STÄRKE bedeutet auch,

seine Schwächen zu zeigen!

 

Ihr habt ja mitbekommen, dass bei mir Zuhause durch die Erkrankung meines Manns alles nicht mehr ist, wie es war. Wurde vor 25 Jahren mein Leben durch die MS auf den Kopf gestellt,  ist es nun wieder eine unheilbare Erkrankung, die unsere kleine heile Welt auf den Kopf stellt, sie durcheinanderwirbelt und die Hoffnung schwinden lässt. Unbenannt - *Schwäche zeigen, Dramen und CortisonIch möchte auch hier meine Schwächen zeigen, damit es authentisch bleibt. Ich habe keine Wunderkräfte und zeige momentan viele Schwächen. Ich nehme wieder vermehrt Hilfsangebote an und lasse auch den Schmerz zu….
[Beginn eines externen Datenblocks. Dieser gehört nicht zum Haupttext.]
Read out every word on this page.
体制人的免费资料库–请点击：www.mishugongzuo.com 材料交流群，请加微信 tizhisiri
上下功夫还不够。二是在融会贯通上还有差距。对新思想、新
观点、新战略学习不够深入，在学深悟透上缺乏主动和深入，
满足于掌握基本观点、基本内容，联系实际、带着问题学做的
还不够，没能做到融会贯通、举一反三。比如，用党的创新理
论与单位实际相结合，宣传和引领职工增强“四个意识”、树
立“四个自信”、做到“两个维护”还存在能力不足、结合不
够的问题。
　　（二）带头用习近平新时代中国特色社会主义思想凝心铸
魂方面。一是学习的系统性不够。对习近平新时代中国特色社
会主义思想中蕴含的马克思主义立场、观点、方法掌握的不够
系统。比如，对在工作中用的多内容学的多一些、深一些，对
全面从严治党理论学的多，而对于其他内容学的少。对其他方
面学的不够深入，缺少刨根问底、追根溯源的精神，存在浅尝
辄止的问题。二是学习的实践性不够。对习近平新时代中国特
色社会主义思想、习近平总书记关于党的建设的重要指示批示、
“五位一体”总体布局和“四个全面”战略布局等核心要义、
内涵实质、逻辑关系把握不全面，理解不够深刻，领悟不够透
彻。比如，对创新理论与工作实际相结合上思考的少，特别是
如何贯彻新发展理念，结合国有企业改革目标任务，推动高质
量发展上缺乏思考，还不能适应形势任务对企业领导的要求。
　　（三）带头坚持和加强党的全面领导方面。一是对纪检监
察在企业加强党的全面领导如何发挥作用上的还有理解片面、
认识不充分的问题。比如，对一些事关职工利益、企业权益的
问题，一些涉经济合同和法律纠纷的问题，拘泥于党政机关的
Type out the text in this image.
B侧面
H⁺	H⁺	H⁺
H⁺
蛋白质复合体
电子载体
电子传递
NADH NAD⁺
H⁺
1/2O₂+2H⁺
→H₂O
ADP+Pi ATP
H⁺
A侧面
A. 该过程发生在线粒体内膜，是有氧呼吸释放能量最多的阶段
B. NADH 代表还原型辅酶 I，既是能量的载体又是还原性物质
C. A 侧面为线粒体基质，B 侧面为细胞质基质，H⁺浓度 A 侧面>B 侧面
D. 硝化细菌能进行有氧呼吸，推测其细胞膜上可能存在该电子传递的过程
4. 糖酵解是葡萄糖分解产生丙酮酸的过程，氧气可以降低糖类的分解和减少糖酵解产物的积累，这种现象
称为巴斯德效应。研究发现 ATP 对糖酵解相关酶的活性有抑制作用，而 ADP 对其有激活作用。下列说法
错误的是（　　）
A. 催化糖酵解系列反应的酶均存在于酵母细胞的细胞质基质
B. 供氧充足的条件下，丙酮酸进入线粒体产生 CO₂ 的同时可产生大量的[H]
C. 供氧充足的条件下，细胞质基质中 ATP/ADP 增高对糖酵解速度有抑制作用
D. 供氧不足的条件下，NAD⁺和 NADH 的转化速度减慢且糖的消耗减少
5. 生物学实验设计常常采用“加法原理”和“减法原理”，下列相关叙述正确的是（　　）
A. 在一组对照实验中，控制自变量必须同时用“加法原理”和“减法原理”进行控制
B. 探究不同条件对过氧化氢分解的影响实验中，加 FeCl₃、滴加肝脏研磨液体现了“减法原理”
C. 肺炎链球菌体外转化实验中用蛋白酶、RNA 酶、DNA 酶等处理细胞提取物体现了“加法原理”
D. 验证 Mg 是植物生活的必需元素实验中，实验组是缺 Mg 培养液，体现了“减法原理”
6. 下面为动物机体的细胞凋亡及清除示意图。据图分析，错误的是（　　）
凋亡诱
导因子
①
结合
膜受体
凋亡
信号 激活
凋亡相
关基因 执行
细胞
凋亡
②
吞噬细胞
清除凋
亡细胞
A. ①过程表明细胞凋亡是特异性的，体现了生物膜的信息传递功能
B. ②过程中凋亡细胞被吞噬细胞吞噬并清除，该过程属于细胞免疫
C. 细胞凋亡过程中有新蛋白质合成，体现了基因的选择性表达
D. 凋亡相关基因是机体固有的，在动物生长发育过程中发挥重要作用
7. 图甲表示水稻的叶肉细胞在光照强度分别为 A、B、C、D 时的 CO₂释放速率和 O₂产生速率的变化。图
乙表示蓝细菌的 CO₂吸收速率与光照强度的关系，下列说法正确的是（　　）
Und doch entwickelt man in all dem Drama, das noch durch weitere „Baustellen“ verunglimpft wurde, eine Stärke. Immer wenn ich dachte, dass es nicht mehr weiter geht, schaffte ich es doch! Nicht immer gut, aber ich sage mir immer: Das Leben geht weiter – ob Du aufgibst oder nicht, wenn Du weinst genauso, wie wenn Du lachst.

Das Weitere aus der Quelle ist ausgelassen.